Partindo para o lado mais dramático da coisa toda, “Hannah e Suas Irmãs” ressalta os riscos que o amor pode representar, graças às armadilhas do nosso coração. Podemos ser felizes atualmente, mas de forma inesperada, poderemos nos envolver com outra pessoa, ou sermos vítimas de uma traição que poderia até ser chamada de “justificável”, mas o próprio filme deixa transparecer que tudo pode ser uma questão de situações criadas. Nós somos totalmente responsáveis por nossos atos, mas o que nos empurra - ou nos contêm - são os acasos. Esses que nos levam ao imprevisível. E é bem isso que nos é mostrado por “Hannah e Suas Irmãs”, um filme que segue a vida dessas mulheres por dois anos, sempre marcado pelas estações do ano tão vivas de Nova York, e os jantares de Ação de Graças. 

Tudo isso é seguido em um filme sem fluxo contínuo, com direito a flashbacks (a edição do filme é espetacular). Outro elogio que não tem como deixar de fazer diz respeito ao elenco. Até Mia Farrow (que muitos consideram fraquíssima) está bem no filme. Dianne Wiest ganhou até Oscar pelo papel, assim como Michael Caine. Wiest, aliás, ganharia sua segunda estatueta poucos anos mais tarde, por “Tiros Na Broadway”, onde também foi dirigida por Woody Allen. Até Max Von Sydow, que aparece bem menos do que eu desejaria, faz um trabalho esplêndido (como na já citada cena do término). Imagino o nervosismo de Allen ao dirigir um grande ator de Bergman, um dos diretores que ele mais venera.

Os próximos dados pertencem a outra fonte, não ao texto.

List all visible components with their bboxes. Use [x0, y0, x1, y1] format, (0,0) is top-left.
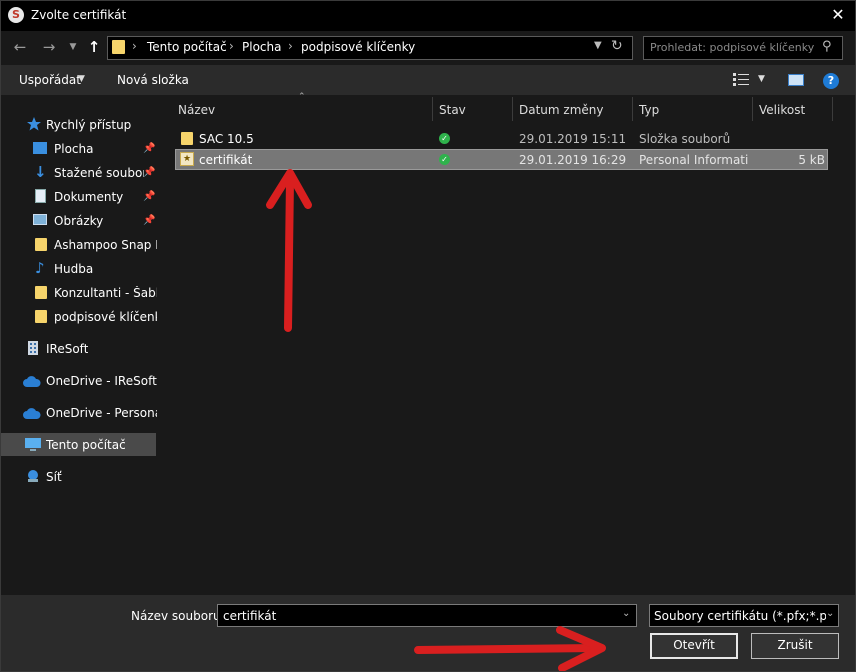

Para terminar com uma curiosidade, em uma das cenas de Ação de Graças, algumas crianças que aparecem são realmente filhos adotivos de Mia Farrow (no filme ela é mãe de quatro). Uma dessas crianças é a coreana Soon-Yi Previn, que mais tarde se tornaria esposa de Woody Allen, numa polêmica relação que dura até hoje.